NASHVILLE, Tenn. -- The battle over new clean air requirements has turned nasty here in the South.
Upset at the Environmental Protection Agency's call for Tennessee to reduce smog emissions that harm Northeastern states, the governor of Tennessee said the changes would reduce jobs in his state and questioned whether federal data proves that the changes would result in significantly cleaner air downwind.
The proposal amounts to "big brother coming down here and throwing a bunch of data at us that will harm our state," said Gov. Donald Sundquist, a Republican. He said his state should treat the proposed requirements like American revolutionaries treated British tea in the 1773 Boston Tea Party and "dump in the harbor the data that's questionable."
The heated words amount to the latest skirmish in a long battle between Northeastern states and those in the South and Midwest over an EPA proposal to use a regional approach to reduce smog.
Earlier last week, Sundquist and nine other governors sent a letter to President Clinton objecting to technical merits of the agency's approach and asking for more time to study local pollution patterns. The letter was also signed by the governors of West Virginia, Alabama, Kentucky, South Carolina, Virginia, Ohio, Indiana, Michigan and Illinois.
The agency defended its proposal. "Our agency and the states conducted more than 1,000 hours of public meetings and we conducted more than two years of technical analysis," said David Ryan, an agency spokesman. "We think it is a good proposal."
Environmentalists said Tennesseans would be hurt most by the state's resistance because many benefits of cleaner air would be felt close to home. "What they're doing is really shortchanging their own citizens and the health of their own population," said Mamatha B. Gowda, a specialist in the ozone transport rules at the Sierra Club in Washington.

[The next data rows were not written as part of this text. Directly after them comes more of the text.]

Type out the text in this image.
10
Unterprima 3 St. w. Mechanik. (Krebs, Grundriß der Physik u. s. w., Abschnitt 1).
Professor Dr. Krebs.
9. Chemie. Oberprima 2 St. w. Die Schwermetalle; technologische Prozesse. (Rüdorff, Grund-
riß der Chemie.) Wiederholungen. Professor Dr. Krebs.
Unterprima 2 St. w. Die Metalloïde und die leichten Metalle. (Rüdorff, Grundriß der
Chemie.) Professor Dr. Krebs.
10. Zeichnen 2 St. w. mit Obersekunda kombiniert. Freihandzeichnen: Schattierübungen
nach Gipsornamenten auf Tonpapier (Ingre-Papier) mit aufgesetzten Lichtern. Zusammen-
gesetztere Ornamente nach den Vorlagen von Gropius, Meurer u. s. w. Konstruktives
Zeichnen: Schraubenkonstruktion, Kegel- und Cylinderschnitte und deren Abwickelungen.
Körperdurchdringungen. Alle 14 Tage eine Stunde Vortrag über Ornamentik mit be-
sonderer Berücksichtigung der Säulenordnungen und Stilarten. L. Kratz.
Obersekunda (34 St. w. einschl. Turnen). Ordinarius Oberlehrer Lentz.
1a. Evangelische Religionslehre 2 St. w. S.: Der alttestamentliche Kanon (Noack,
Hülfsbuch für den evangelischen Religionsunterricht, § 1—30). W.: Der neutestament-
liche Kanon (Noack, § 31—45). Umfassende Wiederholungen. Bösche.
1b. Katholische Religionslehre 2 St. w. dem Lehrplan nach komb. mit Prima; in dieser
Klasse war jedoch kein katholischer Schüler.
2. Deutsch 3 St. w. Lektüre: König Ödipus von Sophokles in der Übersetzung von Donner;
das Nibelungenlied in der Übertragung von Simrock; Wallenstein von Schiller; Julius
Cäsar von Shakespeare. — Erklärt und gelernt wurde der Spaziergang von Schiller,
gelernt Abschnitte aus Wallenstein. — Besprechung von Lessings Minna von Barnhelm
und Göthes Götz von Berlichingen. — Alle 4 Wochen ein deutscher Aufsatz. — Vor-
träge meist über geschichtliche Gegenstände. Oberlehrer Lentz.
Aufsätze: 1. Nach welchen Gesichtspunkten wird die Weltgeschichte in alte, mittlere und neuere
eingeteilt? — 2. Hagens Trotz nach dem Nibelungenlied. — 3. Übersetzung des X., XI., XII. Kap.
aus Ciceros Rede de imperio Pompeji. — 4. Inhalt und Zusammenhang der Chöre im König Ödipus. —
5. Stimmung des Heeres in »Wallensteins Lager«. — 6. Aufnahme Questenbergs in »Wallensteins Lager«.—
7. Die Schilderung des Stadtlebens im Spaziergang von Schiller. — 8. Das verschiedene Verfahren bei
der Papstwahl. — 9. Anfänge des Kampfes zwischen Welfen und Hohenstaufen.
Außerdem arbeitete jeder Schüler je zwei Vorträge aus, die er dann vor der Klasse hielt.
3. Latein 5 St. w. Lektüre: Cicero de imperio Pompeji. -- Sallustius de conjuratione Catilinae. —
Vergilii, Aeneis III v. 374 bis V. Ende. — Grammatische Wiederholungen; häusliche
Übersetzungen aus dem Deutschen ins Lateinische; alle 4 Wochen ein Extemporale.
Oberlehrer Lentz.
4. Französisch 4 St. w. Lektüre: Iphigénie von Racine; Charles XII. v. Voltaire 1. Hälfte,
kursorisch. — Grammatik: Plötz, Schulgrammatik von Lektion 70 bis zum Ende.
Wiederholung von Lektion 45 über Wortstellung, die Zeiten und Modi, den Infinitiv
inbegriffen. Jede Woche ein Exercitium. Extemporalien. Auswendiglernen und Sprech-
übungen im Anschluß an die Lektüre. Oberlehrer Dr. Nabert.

Sundquist's top policy aide, Justin P. Wilson, elaborated on Tennessee's objections, saying, "We don't need an arbitrary government promulgating intolerable acts for economic protection of a New England that can no longer compete."
He accused Northeastern states of unfairly trying to shift expensive environmental clean-up responsibilities to other states to protect local companies. "They see electric deregulation coming and know their power companies can't compete" with the Tennessee Valley Authority, Wilson said.
The EPA disputed Tennessee's contention that the proposed changes favor New England states. "We did not let the Northeastern states off the hook," Ryan said. "We're not out to get any states."
The agency in November called for 22 states and the District of Columbia to make plans to meet the Clean Air Act's requirements that the states and the District reduce smog-producing emissions. Tennessee would be required to reduce nitrogen oxides emissions by 35 percent under the proposal. Reduction targets for the other states and the District of Columbia would range from 9 percent to 44 percent. The main sources of smog, or ground-level ozone, are emissions from automobiles, power plants and factories.
While both Sundquist and Wilson said the plan would cost jobs for Tennesseans, neither said he could estimate how many. But Wilson said complying with the agency's call for changes would halt the state's economic growth after 2007.
Wilson and the governor stopped short of saying they would refuse to comply with the agency's proposed requirements, and stressed that they do plan to improve air quality in the coming years. "We don't have any problem with complying with the law," Wilson said. "When they behave the way a government should behave, then we'll do it."